OTHER DIGITAL PRIVACY LAWS ON THE HORIZON
Given the limitations and shortcomings of CCPA, other states and the federal government have springboarded off this to begin crafting their own laws. Washington state is considering a privacy law that would include regulation around facial recognition and data-based decision making, while a potential law in the U.S. Senate includes provisions for algorithmic decision-making, biometric data, and limiting the types of data that can be collected. It’s not clear if or when any of these laws will be enacted or implemented and what the impacts would be.
THE REAL INNOVATION IS HAPPENING IN THE PRIVATE SECTOR
As the government has been slow to implement these data regulations, in a typically American way, private-sector businesses have been stepping up to shape the conversation. This has taken a number of shapes, from Apple’s Intelligent Tracking Prevention initiative to publishers like the Washington Post creating their own programmatic platforms.
In what seems like it will be the most impactful in the short-term, Apple and Google’s respective changes to the Safari and Chrome browsers to limit 3rd party cookies are already causing headaches for advertisers and publishers. These changes make advertising targeting and attribution increasingly more difficult and are limiting the targeting capabilities of advertising platforms. As a result, many media buyers are beginning to look at returning to tactics viewed as outdated, namely research studies and programmatic guaranteed deals. Until a solution or common ground is reached, this will likely reduce the apparent effectiveness of advertising which will, in turn, hurt ad-supported publishers and the brands that rely on them.
There have been some attempts by players other than the major tech companies to alter this contentious dynamic. A more recent browser, Brave, ships with a built-in adblocker but also uses a blockchain-based token to reward both users and publishers for seeing or serving ads, all paid for by the advertiser.
Additionally, DigiTrust, a non-profit consortium, owned by IAB and with many ad-tech partners, has been working to create universal ad ID standard. Their goal is to create a standard anonymised ID that is stored on first-party cookies and can be accessed by other DigiTrust members. This would allow users to set tracking preferences from a central point that would be carried across publishers. However, Mozilla and Apple view the DigiTrust cookie as another tracker to be blocked.

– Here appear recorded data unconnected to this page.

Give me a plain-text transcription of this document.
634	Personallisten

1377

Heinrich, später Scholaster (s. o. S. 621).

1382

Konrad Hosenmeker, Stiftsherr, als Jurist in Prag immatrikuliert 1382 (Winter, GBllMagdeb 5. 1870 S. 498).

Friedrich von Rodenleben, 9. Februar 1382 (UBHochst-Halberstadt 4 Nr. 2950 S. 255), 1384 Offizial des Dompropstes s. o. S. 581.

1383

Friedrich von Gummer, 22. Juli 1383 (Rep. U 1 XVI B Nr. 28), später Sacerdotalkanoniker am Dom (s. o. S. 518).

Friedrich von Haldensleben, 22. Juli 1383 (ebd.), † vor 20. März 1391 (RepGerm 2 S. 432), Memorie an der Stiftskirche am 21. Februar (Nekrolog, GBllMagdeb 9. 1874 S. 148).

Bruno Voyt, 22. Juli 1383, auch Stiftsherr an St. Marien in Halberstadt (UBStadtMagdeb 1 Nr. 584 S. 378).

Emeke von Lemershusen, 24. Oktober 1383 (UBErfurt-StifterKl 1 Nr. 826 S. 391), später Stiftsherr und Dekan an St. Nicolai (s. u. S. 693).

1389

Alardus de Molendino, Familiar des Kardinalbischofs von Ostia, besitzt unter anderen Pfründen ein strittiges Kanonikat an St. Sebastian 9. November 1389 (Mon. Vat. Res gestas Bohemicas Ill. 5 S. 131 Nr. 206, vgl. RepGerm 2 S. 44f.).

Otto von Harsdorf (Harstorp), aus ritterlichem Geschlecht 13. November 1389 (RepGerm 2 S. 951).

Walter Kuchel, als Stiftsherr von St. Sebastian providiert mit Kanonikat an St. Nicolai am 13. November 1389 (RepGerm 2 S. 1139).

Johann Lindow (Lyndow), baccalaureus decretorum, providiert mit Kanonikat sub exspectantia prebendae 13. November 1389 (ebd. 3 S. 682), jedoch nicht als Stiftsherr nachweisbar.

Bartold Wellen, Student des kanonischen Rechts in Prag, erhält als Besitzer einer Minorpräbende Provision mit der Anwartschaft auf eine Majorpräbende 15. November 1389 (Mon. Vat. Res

what’s next in us privacy?
So, it’s become clear that the current state of digital privacy in the U.S. is tumultuous. Laws rolling out with unknown impacts, possibly competing laws on the horizon, private sector companies playing games of cat and mouse trying to retain basic functionality of their platforms, and the media publishing unnuanced takes on how big tech is watching you. Until some of these broader questions are answered, most plausibly thought a federal privacy law similar to GDPR, the future of digital privacy in the US will remain unclear. Advertisers and publishers will continue to try to navigate this complex and changing world to keep the lights on. And ultimately users will likely bear the brunt of the uncertainty.